In vivo induction of type 1 and 2 immune responses against protein antigens

Polarization of the immune response towards T(h)1 or T(h)2 profiles is under the control of several, not yet well known, mechanisms. The present study was undertaken to investigate whether immune responses generated against major protein antigens, of parasitic (Schistosoma mansoni) and bacterial (Clostridium tetani) origin, present characteristic T-h profiles. Mice were immunized with a single dose of S. mansoni 28 kDa glutathione-S-transferase (Sm28-GST) or tetanus toxin fragment c (TTc) in combination with different adjuvants, or Salmonella typhimurium expressing these antigens as a fusion protein.
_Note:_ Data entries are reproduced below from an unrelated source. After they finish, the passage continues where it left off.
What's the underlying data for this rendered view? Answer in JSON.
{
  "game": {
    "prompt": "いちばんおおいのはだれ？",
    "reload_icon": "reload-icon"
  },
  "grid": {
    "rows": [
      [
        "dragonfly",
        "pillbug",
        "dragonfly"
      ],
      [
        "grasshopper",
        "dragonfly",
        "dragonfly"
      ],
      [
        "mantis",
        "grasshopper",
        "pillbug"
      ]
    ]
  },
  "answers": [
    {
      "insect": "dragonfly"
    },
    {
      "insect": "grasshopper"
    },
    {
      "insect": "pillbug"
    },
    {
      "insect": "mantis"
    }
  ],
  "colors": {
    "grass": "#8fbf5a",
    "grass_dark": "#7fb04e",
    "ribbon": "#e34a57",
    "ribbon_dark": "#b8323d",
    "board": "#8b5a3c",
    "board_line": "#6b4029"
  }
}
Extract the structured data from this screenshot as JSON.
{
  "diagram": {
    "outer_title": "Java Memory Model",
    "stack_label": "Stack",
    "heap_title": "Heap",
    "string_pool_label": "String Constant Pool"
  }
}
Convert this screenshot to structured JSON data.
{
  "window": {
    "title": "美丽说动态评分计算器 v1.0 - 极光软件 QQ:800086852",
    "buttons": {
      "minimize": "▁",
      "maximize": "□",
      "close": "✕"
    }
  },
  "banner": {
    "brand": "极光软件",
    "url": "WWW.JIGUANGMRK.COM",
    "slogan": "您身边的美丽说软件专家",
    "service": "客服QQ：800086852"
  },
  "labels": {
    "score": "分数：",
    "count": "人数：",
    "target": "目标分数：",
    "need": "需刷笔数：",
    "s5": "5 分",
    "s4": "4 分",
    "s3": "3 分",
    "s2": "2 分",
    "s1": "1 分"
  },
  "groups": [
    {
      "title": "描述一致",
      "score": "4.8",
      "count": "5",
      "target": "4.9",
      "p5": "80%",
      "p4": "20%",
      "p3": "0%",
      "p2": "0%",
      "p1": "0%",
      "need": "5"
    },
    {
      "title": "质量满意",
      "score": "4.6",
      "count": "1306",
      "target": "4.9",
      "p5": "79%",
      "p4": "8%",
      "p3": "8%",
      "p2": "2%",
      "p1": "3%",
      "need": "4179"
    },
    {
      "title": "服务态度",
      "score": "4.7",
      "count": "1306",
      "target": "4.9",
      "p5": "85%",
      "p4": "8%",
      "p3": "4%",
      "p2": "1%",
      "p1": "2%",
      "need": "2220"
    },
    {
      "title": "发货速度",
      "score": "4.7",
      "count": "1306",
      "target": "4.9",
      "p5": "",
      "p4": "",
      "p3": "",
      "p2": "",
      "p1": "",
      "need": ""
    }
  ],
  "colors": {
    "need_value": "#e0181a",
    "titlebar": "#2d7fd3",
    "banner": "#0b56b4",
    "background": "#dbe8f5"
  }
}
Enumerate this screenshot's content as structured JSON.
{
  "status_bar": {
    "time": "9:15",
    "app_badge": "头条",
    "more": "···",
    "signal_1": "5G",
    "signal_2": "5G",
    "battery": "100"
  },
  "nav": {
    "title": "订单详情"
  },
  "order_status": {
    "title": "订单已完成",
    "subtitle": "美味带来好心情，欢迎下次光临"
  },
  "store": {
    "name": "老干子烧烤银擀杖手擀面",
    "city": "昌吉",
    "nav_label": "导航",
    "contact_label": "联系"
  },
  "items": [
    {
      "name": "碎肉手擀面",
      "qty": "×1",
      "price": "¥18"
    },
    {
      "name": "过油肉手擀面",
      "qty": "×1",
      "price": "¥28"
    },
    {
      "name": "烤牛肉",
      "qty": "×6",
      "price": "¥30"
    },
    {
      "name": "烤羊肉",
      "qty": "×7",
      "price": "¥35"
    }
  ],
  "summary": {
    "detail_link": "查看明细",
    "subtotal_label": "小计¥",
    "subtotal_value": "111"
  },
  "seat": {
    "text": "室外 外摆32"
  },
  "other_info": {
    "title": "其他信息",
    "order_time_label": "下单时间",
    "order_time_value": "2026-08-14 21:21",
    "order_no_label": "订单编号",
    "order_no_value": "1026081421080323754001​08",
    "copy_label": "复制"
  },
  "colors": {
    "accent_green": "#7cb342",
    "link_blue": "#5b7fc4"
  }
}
Antigen-specific IgG isotypes and cytokine mRNA expression in vivo, as well as cytokine secretion after in vitro antigen stimulation were studied. Immunizations with either protein in aluminum hydroxide induced a strong T(h)2-associated antibody (IgG1) and cytokine (IL-4) response. In contrast, the recombinant S. typhimurium, expressing the TTc/Sm28-GST fusion protein, induced a T(h)1-like response, associated with the production of IFN gamma- and IgG2a antibodies against both antigens. When complete Freund's adjuvant was used, a non-polarized profile was observed, characterized by expression of both IL-4 and IFN-gamma as well as strong specific IgG1 and IgG2a antibody responses. These results indicated that some protein antigens play a weak role in polarizing the immune response and that contrasting cytokine profiles could be induced against the same antigen, depending on the adjuvant employed.